Sunday, March 8, 2009
New Salem Biscuits
Lincoln arrived in New Salem, Illinois in early summer 1831. Denton Offutt, another newcomer to the area, hired him to run a small store and help with the grist mill, powered by the Sangamon River.
In March 1832, Lincoln declared his candidacy for representative to the Illinois General Assembly. In his “Communication to the People of Sangamo County” he addressed the need for “internal improvements” -- roads, cleared waterways and “rail roads.” He drew upon the year’s experiences, making a comprehensive analysis of the situation. “I have given as particular attention to the state of the water in this river, as any other person in the country.” Lincoln, 23 years old, was poised for the possibility of loss. “Every man is said to have his peculiar ambition. . . I have no other so great as to be esteemed by my fellow men . . . I am young and unknown to many of you. . . . if the good people in their wisdom shall see fit to keep me in the background, I have been too familiar with disappointments to be very much chagrined.” Losing this election, he was elected for the next term in 1834.

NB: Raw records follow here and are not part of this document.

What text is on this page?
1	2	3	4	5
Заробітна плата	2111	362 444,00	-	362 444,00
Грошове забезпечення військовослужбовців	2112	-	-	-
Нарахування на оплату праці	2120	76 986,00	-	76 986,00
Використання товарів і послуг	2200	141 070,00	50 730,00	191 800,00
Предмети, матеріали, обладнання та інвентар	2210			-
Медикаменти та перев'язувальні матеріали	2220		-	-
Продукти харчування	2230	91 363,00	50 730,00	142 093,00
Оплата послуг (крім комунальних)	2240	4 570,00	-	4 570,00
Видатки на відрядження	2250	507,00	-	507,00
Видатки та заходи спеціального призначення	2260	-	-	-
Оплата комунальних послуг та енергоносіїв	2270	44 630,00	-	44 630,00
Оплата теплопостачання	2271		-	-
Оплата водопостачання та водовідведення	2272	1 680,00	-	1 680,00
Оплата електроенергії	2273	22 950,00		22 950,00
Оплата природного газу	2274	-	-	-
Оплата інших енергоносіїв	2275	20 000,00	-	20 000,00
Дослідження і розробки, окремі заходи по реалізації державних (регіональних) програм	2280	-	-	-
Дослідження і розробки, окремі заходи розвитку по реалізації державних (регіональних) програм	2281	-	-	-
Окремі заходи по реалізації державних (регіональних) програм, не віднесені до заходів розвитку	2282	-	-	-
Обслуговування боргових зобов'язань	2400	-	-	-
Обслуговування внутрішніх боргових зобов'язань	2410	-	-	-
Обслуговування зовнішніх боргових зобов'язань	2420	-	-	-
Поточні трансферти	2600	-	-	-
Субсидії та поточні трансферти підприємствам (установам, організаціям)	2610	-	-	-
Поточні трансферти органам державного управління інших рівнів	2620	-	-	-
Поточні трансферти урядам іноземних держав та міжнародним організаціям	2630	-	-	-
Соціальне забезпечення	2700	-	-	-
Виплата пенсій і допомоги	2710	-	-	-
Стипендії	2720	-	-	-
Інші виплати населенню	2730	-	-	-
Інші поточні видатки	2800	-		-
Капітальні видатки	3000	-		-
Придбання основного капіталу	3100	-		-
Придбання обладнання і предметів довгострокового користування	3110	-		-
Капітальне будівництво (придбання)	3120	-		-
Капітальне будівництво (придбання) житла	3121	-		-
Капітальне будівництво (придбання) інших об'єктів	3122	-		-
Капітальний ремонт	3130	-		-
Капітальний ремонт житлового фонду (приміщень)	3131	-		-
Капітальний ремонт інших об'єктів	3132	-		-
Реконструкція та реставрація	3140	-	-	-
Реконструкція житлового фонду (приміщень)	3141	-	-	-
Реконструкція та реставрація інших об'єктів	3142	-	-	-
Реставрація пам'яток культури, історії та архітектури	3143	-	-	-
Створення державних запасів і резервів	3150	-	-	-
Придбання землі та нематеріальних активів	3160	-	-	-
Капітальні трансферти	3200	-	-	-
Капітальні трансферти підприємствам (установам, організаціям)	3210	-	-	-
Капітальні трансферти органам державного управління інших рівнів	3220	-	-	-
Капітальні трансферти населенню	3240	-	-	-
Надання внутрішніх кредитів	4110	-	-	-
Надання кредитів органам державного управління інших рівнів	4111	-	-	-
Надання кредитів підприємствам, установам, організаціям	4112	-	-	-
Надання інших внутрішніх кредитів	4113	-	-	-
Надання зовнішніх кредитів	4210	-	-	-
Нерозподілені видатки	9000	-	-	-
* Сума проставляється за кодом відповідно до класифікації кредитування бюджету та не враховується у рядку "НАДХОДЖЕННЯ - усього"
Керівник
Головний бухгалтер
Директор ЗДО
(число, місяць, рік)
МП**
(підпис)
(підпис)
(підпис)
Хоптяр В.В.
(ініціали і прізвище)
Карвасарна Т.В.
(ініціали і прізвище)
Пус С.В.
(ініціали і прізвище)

Offutt ground both corn and wheat at the mill. As pioneering settlements became villages and towns, farmers began growing more wheat. Wheat breads, such as biscuits, took their place on tables where just a few year earlier cornmeal was the only bread ingredient. “Saleratus” is an early form of baking soda and worked with the sour milk to make a light, chewy and delicious biscuit.
Saleratus [baking soda] Biscuit
2 teaspoons vinegar
2/3 cup milk
2 cups flour
1/8 teaspoon salt
1/2 teaspoon baking soda
1 teaspoon butter
1/4 cup boiling water
Preheat oven to 400 degrees F. Combine vinegar with milk, stir and set aside to sour, about 5 minutes. Mix the flour, salt and baking soda in a medium bowl. Add butter to boiling water to melt and then stir into the flour mixture. Then add the sour milk. Stir with a fork and then knead briefly. You may need to add a bit more milk or flour to make a dough that is firm enough to work and not sticky. Break off pieces about an inch in diameter. Place on lightly greased baking sheets and bake until browned, about 10 to 15 minutes.
Copyright 2009 Rae Katherine Eighmey. All rights reserved.
Sunday, March 1, 2009
Chicken Cooked in the Army
The entire Lincoln family moved to Illinois in the spring of 1830. Abe stayed for a year, helping the family clear the new farm. In 1831 he settled by himself in New Salem. Like all young men in the state, Abe was a member of the Illinois militia. When they were called to fight the Indian chief Black Hawk in the spring of 1832, he was elected captain of his unit.
Rations were tight in the wilds of northern Illinois and southern Wisconsin where the militia campaigned. As George Harrison one of the men in the unit related, at one point Lincoln’s men raided the chicken coop on a farm abandoned by the owners who “skedaddled for fear of losing their scalps.” The hungry men tried simply roasting the scrawny hens over their campfire, but then took a notion to fry them in some grease rendered from a hog jowl one of the men had found up in the rafters of the smokehouse. That provided just enough fat and flavor to make the tough fowl as acceptable as “eating saddle bags.”
This adaptation captures the flavor of roasted, then fried, chicken but with today’s well-fed and store-purchased fowl it is considerably more tender and flavorful.
Bacon-Basted Militia Chicken
1 whole chicken
2 slices of bacon, diced
Preheat oven to 300 degrees F. Split the chicken along the spine. Flatten and place in a baking pan with at least 1-inch sides. Gently lift skin by sliding your hands between the skin and meat. Place diced bacon evenly over the entire chicken and pat the skin back down. Cook, basting with the pan juices from time to time, until chicken reached internal temperature of 170 degrees – about 25 minutes per pound.